For context, the Department of Statistics Malaysia (DOSM) recently revealed that the CPI had eased from 3.7% in February to 3.4% in March. This is primarily attributed to a decrease in the RON97 petrol price, which in turn significantly reduced the inflation in the transport category from 3.7% to 2.4%.
“The balance of risk to the inflation outlook is tilted to the upside, driven by changes to the blanket fuel and food subsidies mechanism, global commodity price developments, and risks from supply-related disruptions,” shared RHB IB in a note. It also highlighted that the situation may change further with the possible implementation of updated domestic policy in the near future, including electricity tariffs, fuel subsidies, and subsidies for chicken breeders and egg producers.
Similarly, AmBank Group also believes that more OPR hikes are on the cards, raising its forecast of Malaysia’s inflation in 2023 from the previous estimate of 3% to the range of 3% – 3.5%. “Headline inflation eased in March 2023, bringing the first quarter 2023 (Q1 2023) inflation at 3.6%. We now expect inflation to be higher than what we have previously forecasted,” said the bank.
AmBank Group also explained that its predictions are based on the assumption that the electricity tariff, diesel subsidy, and price ceiling for chicken and eggs will be gradually removed in the second half of 2023.
Bank Muamalat, too, agreed that while the inflation rate appears to be moderating, it is still considered to be relatively high when compared to past records. As such, it is very likely for BNM to introduce more OPR hikes in the following months.
“We stick to our call for 3.6% inflation rate in 2023 as we believe food inflation will stay elevated along with possible changes in government policies on subsidies (fuel and electricity) in the H2 2023,” said the chief economist and social finance head of Bank Muamalat, Dr Mohd Afzanizam Abdul Rashid, adding that factors such as Malaysia’s overdependence on food import and the country’s weaker currency could lead to an increase in local prices.
That said, Afzanizam also believes that the window for possible hikes in the OPR may be slowly closing, given certain developments on the external front. Specifically, he said that Malaysia’s “external front has become quite wobbly”, and this will inevitably affect Malaysia’s external sector – such as exports – in the near future as well.

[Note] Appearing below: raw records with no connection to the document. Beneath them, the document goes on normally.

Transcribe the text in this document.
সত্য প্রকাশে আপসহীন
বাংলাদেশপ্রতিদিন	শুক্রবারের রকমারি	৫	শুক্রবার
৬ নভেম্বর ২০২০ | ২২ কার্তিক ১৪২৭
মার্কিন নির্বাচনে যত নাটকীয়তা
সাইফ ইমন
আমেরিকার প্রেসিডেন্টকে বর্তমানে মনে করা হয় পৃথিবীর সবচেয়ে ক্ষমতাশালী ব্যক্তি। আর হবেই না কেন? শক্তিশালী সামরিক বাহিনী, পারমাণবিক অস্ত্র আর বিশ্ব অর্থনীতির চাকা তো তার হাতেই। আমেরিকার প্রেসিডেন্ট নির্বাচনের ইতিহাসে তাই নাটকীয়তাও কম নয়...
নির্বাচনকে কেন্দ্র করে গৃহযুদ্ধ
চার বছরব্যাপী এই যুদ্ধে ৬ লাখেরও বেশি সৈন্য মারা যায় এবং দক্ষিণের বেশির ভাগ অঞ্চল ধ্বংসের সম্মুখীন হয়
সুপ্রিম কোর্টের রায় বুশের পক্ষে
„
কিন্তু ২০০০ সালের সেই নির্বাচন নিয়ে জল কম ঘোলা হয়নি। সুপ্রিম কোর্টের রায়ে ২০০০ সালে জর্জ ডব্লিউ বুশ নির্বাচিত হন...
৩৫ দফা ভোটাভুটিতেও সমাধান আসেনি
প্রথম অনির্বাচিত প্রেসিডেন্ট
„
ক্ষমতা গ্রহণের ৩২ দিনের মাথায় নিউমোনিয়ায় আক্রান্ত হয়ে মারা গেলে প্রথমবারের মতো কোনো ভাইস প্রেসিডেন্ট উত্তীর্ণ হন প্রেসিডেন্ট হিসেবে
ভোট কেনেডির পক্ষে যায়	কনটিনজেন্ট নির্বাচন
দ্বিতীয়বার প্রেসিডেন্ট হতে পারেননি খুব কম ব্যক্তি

MIDF Research, meanwhile, maintained its 2023 headline inflation forecast at 2.5%, noting that Malaysia’s headline inflation has already moderated to a nine-month low. Moving forward, factors such as the ringgit’s appreciation, mild correction in global commodity prices, and better supply chain flows could allow inflation to ease further, it said.
“Judging from the re-tabled Budget 2023, we believe the government will keep fuel subsidies, especially RON95 status quo, until the end of the year. We anticipate that any targeted subsidy measures for RON95 and diesel will be rolled out in 2024,” the research house further stated.
MIDF Research acknowledged, however, that Malaysia’s food prices – and inflation – can also be negatively impacted by downside risks such as persistent high food inflation, heightened geopolitical conflict in the European Union, and spike of commodity prices – among other things.